La séquence électorale et la redistribution des chaînes TNT montrent l’urgence d’une réforme de la loi de 1986 sur la communication audiovisuelle. Les fréquences sont des biens publics et ne peuvent être utilisées comme des machines de guerre. Il faut donc revoir les missions et le pouvoir de sanction de l’Arcom comme garant du pluralisme. C’est un enjeu démocratique.
En tirant les enseignements de notre épisode historique il est déterminant de lancer un large débat public et d’aller vers de profondes réformes pour transformer et démocratiser l’écosystème médiatique. Cela passe par l’inscription dans la Constitution du droit à l’information et à l’existence d’un audiovisuel public comme faisant partie de l’intérêt général. Cela passe aussi, bien sûr, par une loi anti-concentrations réellement efficace et la refonte des critères d’attribution des aides à la presse qui, aujourd’hui, favorisent les plus riches. Il faudra également renforcer le pouvoir des rédactions, et favoriser des formes de propriété, coopératives et participatives. Pourquoi pas avec un fond public qui pourrait être abondé par une taxation généralisée de l’ensemble du marché publicitaire, y compris sur Internet ?

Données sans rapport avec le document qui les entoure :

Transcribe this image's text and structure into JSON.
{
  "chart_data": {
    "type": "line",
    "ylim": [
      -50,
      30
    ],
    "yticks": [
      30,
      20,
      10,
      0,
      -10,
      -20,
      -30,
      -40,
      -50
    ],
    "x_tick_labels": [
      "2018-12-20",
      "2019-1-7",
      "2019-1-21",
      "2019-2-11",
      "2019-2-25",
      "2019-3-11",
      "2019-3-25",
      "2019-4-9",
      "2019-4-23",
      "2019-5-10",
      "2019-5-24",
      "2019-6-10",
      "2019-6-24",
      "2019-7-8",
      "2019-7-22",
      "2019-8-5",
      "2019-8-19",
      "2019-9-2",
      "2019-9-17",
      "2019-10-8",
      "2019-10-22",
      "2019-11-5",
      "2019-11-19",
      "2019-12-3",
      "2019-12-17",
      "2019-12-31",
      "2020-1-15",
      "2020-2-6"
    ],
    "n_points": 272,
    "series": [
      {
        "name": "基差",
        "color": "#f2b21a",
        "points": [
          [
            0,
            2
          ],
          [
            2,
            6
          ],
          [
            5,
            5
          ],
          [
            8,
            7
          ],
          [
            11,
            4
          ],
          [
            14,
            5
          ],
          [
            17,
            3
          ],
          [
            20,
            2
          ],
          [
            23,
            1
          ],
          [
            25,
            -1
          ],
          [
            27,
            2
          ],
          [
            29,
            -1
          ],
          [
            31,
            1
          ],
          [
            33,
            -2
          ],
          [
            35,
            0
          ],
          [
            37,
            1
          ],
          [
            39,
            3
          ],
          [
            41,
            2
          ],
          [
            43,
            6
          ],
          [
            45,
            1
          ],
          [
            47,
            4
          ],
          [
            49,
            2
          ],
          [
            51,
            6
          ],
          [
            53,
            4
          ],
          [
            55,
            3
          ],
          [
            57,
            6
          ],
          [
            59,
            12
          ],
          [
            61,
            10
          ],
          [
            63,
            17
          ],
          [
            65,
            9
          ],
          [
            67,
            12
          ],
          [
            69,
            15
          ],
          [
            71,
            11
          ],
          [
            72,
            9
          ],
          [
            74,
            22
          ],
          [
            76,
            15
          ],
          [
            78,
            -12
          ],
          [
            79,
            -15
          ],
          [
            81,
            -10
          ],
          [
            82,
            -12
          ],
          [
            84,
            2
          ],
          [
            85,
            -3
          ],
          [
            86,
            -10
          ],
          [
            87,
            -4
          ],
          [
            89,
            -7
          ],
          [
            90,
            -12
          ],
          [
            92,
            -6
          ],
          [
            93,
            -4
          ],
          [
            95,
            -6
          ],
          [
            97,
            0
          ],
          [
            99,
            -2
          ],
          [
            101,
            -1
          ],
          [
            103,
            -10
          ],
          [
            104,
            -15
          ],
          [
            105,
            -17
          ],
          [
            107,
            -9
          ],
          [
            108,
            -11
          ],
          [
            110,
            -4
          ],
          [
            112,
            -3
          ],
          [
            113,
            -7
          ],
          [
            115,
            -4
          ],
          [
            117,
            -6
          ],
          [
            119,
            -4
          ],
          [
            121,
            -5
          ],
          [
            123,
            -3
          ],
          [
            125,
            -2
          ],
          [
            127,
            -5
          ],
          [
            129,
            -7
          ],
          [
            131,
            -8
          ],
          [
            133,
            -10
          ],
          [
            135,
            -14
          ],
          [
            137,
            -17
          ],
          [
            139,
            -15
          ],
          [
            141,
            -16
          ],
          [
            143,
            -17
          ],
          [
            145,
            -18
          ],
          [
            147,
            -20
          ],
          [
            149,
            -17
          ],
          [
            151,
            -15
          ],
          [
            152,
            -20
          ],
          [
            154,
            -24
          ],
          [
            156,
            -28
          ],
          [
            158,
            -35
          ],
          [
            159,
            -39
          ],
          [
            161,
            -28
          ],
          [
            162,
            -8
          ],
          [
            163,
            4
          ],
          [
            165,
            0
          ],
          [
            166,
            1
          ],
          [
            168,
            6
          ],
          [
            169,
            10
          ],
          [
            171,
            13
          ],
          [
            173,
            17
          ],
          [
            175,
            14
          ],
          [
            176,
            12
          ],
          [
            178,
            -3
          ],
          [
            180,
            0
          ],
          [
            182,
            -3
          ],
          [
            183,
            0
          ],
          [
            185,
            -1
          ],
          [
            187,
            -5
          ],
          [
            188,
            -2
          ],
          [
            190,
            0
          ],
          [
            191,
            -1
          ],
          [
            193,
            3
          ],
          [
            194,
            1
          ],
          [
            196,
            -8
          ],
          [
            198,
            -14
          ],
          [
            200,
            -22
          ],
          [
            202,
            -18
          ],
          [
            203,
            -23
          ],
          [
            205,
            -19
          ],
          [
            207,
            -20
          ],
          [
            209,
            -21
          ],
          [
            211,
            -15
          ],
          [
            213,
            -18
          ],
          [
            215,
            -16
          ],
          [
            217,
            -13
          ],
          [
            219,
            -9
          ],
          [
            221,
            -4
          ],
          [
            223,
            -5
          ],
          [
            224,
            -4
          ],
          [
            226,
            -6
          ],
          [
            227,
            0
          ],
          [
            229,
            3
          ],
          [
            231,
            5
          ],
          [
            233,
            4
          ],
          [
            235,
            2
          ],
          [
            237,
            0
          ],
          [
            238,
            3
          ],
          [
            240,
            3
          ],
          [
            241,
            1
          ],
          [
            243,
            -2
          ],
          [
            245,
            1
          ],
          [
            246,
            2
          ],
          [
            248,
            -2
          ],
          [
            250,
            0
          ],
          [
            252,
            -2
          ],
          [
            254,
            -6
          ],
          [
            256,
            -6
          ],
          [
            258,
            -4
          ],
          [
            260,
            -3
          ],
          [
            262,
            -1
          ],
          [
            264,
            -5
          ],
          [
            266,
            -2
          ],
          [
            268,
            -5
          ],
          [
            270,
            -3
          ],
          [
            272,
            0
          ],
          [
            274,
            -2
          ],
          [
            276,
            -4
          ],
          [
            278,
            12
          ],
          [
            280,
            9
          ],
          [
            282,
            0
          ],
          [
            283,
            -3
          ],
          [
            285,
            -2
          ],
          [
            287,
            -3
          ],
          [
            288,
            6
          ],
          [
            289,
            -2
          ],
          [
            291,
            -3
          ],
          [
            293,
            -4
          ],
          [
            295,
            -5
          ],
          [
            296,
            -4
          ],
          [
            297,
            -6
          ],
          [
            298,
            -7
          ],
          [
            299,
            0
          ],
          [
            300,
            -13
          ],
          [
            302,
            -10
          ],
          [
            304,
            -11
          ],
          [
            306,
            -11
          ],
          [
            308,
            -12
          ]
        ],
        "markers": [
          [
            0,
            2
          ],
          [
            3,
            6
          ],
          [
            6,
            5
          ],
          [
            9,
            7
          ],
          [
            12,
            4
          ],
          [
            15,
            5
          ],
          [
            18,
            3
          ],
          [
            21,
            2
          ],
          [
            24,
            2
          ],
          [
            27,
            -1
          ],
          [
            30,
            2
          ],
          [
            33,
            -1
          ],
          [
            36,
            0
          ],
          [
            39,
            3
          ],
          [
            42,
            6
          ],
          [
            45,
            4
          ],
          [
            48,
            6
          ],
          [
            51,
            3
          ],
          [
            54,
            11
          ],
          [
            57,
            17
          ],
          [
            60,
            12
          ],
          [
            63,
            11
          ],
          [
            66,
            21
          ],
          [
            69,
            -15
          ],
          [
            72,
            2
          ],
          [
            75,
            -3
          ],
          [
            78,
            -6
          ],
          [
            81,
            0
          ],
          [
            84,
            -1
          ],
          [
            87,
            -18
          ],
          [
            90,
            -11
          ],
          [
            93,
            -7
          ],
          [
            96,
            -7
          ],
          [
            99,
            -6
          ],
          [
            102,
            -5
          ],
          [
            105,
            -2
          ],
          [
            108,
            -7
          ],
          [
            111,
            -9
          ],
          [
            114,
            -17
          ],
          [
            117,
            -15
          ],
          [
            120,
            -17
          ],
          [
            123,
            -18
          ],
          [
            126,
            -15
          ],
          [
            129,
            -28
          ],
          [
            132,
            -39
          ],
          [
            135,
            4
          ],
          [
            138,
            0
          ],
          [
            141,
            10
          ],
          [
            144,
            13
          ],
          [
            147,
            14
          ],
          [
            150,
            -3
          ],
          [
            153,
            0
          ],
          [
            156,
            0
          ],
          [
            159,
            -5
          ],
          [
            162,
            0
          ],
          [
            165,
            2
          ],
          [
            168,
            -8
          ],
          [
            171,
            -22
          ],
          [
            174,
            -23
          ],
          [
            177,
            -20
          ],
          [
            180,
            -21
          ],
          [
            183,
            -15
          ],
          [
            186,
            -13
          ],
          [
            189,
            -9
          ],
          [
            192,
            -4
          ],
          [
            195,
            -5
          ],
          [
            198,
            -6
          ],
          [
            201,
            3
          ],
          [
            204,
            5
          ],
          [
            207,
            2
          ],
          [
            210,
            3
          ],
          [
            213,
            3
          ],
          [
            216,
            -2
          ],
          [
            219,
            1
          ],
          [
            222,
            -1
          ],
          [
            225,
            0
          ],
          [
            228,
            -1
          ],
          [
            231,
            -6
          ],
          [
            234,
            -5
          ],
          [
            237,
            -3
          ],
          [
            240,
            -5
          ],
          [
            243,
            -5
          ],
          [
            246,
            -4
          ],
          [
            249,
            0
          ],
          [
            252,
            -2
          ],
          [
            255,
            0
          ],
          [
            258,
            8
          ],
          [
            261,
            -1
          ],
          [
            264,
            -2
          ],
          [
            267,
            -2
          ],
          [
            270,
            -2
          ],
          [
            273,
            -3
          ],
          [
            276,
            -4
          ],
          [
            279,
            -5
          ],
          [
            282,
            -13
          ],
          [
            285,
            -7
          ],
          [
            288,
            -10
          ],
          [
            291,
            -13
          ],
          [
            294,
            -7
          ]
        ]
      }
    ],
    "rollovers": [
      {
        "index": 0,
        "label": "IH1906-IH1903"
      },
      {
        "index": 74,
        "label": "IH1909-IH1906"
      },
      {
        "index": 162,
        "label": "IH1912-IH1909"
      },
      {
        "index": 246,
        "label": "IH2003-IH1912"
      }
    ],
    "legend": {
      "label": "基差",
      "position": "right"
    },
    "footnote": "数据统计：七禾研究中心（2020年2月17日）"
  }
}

Ouvrons les discussions, à partir des programmes des différents partis composantes du NFP, des syndicats, et des universitaires qui travaillent sur ces questions. L’idée étant de revenir à l’esprit du Conseil National de la Résistance qui voulait libérer les médias des puissances d’argent.
Nous sommes clairement à la croisée des chemins. Un moment existentiel comme il en existe peu dans une nation démocratique.
Fernando Malverde est journaliste. Il a été élu CGT à France Télévisions.